- Known for: Cartoonist and businessperson
- Notable work: Los Kitos

= Martha Montoya =

American cartoonist

Martha Montoya is a Colombian-American cartoonist and businessperson. She is best known for her cartoon, Los Kitos.

== Early life and education ==

Montoya grew up in Bogotá, Colombia and spent many years in the children's hospital where she was being treated for a kidney problem. While in the hospital, she began drawing to amuse herself and other children. When she was 15, she used her drawing skills to help teach English at the school her parents ran. Later, she went to college where she majored in biology and chemistry.

== Career ==
At age 23, Montoya moved to Newport Beach, California, where she worked as a maid. She quickly got a new job as a high school librarian, and then later on became an international agricultural development consultant.
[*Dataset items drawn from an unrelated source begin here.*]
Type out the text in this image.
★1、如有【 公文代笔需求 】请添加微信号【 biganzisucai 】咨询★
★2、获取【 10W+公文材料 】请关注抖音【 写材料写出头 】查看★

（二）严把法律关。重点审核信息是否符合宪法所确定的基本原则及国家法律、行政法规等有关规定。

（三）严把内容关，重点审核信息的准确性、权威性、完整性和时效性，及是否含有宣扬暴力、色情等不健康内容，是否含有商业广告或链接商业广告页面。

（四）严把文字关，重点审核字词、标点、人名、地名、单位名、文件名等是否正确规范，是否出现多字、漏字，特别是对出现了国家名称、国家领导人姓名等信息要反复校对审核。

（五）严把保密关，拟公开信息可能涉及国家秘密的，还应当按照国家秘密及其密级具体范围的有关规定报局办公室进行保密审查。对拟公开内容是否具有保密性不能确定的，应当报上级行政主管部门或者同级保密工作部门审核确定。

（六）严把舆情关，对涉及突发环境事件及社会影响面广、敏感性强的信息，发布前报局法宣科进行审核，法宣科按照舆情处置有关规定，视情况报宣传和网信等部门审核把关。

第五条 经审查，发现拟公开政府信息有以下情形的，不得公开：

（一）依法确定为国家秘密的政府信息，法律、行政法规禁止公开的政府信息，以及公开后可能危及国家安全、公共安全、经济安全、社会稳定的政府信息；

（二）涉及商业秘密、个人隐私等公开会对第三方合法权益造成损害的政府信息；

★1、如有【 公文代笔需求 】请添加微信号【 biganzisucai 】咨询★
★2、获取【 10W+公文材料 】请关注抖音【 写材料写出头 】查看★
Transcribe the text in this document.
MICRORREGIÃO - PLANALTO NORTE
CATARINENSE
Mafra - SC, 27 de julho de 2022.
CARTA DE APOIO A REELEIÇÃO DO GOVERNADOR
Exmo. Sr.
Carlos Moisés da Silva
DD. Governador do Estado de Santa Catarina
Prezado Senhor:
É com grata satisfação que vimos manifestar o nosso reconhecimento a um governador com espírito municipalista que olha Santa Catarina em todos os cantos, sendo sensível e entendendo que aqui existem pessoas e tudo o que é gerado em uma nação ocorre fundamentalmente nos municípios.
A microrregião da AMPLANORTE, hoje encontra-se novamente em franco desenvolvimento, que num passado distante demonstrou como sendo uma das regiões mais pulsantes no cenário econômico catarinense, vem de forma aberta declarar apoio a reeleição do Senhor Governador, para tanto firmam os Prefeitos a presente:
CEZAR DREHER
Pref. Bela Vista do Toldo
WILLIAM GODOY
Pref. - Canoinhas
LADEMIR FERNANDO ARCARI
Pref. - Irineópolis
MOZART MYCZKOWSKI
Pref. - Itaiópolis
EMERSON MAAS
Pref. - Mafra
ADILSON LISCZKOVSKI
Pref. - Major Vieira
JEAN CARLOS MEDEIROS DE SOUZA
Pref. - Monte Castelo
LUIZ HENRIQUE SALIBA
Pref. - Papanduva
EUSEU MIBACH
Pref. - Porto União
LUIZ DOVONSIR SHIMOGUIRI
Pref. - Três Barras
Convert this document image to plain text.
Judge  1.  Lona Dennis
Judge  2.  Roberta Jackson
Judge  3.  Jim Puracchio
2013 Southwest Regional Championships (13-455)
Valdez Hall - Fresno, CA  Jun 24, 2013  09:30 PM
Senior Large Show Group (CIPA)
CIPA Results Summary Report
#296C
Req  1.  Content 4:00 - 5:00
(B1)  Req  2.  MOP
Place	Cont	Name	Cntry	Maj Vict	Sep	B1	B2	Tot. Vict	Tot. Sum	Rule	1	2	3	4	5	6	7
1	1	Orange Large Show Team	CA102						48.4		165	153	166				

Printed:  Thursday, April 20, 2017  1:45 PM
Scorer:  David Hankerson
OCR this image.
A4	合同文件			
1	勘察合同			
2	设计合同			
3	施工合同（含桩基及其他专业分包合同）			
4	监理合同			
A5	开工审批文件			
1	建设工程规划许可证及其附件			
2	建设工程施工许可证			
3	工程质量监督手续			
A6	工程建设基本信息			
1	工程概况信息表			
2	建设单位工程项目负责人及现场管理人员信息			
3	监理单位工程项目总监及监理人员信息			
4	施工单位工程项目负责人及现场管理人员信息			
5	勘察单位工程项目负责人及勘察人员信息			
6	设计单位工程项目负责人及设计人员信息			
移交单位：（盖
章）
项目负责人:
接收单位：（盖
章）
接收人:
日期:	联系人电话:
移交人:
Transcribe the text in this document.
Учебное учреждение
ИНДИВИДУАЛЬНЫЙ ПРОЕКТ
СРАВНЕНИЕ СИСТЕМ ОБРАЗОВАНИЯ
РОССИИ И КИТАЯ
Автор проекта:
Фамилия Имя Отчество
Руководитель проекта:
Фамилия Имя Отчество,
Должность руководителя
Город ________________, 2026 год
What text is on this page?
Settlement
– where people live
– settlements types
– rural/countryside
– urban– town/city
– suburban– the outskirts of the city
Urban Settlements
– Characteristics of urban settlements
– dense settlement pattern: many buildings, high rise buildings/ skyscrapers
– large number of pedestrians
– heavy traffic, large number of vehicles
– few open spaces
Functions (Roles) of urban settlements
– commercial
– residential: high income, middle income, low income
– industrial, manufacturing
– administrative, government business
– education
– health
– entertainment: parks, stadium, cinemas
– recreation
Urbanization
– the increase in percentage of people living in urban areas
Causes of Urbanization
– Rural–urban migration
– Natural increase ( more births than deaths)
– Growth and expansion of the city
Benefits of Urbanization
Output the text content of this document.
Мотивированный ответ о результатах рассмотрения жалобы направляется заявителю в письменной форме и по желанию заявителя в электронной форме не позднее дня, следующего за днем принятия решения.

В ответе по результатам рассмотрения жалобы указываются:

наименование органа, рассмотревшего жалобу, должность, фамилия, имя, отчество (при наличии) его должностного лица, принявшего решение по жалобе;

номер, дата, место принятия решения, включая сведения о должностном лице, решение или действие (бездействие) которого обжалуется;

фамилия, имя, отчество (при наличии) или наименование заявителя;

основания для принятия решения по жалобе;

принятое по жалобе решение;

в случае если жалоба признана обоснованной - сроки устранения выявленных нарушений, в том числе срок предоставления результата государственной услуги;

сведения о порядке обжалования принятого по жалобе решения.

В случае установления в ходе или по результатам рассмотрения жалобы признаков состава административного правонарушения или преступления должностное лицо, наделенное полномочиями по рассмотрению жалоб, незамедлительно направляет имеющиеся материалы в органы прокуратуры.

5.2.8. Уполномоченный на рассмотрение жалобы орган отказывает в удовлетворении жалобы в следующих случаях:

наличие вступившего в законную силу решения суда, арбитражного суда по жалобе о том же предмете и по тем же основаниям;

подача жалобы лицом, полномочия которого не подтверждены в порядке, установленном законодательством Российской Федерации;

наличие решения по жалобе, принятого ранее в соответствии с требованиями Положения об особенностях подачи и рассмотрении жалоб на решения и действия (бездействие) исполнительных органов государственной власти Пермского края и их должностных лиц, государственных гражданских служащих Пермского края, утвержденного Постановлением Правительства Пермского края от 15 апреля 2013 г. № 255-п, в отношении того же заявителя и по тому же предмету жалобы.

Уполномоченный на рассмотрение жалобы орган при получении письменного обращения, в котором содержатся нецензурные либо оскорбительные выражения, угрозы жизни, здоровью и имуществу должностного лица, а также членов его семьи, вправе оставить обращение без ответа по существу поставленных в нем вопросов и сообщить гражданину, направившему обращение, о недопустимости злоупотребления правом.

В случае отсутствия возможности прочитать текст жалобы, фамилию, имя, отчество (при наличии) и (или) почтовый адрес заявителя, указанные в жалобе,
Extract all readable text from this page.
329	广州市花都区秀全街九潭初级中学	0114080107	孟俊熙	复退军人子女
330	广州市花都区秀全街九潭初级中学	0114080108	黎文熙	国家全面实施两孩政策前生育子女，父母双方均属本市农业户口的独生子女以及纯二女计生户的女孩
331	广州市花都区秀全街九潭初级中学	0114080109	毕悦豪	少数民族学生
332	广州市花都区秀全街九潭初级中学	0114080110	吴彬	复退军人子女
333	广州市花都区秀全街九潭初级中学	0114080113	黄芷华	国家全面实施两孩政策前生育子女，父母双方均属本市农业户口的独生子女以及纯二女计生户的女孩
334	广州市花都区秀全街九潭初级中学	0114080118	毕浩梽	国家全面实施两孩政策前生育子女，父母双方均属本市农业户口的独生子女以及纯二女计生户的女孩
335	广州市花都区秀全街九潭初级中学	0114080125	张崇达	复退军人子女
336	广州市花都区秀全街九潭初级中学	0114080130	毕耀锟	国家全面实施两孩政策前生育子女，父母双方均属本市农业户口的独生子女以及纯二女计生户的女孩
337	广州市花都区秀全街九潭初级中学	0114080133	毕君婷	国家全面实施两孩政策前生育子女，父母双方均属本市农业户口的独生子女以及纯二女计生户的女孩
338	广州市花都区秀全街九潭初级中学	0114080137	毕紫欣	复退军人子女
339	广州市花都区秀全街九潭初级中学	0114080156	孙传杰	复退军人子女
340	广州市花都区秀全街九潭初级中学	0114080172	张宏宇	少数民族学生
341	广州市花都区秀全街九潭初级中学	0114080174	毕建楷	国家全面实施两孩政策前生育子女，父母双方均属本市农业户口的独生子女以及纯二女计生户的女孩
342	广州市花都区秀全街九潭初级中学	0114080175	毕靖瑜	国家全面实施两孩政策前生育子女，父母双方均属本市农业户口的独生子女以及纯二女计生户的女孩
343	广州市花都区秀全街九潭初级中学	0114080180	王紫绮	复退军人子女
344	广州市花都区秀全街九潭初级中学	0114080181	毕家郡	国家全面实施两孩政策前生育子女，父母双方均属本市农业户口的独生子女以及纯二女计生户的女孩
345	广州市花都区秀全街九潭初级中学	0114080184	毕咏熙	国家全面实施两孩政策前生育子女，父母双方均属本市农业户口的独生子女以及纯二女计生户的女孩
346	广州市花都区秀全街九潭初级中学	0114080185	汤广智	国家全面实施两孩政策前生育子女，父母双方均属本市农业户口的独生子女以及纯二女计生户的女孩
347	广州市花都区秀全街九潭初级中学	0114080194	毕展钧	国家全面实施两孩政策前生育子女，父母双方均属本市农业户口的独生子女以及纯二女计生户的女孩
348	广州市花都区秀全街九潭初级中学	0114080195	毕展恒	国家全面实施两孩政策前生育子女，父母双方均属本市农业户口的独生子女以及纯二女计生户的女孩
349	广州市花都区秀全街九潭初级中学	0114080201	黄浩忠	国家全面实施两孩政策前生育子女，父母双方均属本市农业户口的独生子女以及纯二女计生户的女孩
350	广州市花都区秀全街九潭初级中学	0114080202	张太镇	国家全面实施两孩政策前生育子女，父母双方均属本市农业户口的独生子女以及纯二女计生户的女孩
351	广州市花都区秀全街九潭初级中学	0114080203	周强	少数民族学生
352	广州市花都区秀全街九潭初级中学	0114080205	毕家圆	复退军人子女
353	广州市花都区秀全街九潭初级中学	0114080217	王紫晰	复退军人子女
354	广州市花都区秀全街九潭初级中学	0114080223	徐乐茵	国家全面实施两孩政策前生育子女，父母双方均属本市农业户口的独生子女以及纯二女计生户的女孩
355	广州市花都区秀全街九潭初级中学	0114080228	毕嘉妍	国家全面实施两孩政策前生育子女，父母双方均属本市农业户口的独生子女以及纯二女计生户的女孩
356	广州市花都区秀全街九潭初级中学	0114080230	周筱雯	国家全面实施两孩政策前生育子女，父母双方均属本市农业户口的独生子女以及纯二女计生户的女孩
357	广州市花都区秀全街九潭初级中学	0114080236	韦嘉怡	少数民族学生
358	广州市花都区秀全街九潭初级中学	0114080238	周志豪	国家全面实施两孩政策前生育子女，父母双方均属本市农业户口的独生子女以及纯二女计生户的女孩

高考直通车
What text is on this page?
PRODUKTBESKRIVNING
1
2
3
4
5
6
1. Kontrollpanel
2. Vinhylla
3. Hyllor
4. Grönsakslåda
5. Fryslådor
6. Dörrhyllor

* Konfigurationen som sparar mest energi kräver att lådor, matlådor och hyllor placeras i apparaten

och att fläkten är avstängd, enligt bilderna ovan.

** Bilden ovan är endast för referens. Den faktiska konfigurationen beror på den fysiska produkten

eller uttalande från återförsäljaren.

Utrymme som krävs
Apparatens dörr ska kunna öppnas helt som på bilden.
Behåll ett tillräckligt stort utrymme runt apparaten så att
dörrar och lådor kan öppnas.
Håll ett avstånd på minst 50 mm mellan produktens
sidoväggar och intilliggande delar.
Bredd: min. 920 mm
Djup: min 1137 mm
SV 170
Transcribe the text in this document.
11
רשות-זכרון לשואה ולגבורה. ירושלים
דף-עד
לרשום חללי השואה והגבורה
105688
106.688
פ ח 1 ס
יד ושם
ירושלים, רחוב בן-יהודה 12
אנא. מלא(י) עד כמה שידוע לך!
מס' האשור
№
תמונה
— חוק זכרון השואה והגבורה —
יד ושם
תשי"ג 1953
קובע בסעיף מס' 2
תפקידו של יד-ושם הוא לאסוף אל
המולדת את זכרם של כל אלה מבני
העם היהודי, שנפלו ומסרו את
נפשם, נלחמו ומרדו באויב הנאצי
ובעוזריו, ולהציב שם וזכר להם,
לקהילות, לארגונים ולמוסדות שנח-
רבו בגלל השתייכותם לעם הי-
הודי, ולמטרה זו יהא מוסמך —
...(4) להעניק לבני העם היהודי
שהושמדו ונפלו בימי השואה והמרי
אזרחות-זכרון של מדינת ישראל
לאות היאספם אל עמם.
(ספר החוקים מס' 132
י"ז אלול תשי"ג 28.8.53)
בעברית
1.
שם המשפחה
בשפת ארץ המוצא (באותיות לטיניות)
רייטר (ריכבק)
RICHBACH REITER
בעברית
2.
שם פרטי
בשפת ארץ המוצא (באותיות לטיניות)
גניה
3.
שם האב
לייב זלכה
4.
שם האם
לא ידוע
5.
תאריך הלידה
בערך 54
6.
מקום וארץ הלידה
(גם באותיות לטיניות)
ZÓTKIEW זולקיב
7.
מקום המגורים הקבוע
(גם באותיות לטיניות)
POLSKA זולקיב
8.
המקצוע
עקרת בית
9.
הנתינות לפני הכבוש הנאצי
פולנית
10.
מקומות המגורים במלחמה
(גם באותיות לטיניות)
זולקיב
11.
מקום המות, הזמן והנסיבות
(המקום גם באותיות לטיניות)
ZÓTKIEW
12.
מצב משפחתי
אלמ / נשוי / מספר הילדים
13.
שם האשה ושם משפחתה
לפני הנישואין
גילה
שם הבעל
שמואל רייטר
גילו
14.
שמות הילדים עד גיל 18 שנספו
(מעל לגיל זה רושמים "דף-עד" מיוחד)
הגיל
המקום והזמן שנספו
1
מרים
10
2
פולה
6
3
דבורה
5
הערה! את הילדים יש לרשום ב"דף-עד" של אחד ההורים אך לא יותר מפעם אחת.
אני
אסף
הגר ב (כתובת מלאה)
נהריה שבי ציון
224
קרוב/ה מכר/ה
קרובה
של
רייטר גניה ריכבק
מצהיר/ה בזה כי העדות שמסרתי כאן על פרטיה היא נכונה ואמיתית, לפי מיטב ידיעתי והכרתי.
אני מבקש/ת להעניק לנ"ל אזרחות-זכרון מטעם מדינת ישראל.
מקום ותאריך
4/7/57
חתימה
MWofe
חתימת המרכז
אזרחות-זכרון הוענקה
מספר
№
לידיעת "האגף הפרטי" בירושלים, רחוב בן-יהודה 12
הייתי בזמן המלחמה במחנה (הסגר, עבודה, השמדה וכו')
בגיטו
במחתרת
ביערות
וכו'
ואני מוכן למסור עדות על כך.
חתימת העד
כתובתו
In 1995, she licensed her characters, collectively called "Los Kitos." Her comic strip began to run in dozens of publications in 1996. By 1999, the strip was featured in 222 newspapers. The newspaper La Opinión gave her her first break. Montoya branched out into working with corporate partners, such as Bank of America who commissioned her to create a bilingual coloring book that would teach children about banking services.

Montoya licensed her characters to appear on radio, working with the Canal Continental radio network. In 1999, she was in negotiations to have Los Kitos turned into an animated show. In 2001, she partnered with Stauffer Biscuit Company to create various baked goods featuring the characters from Los Kitos. Montoya partnered with La Opinion in 2002 to help create Notikitos (News 4 Kids).

Montoya went back into agriculture in 2010, founding Los Kitos Produce and Farms in Orange, California. Montoya was appointed to the advisory board of the California Department of Food and Agriculture, with a term ending in January 2020. Montoya has also served as president of the National Association of Hispanic Publications (NAHP).

Montoya is the creator of AG tools, a software for agricultural data used by cultivators and buyers to increase production efficiency.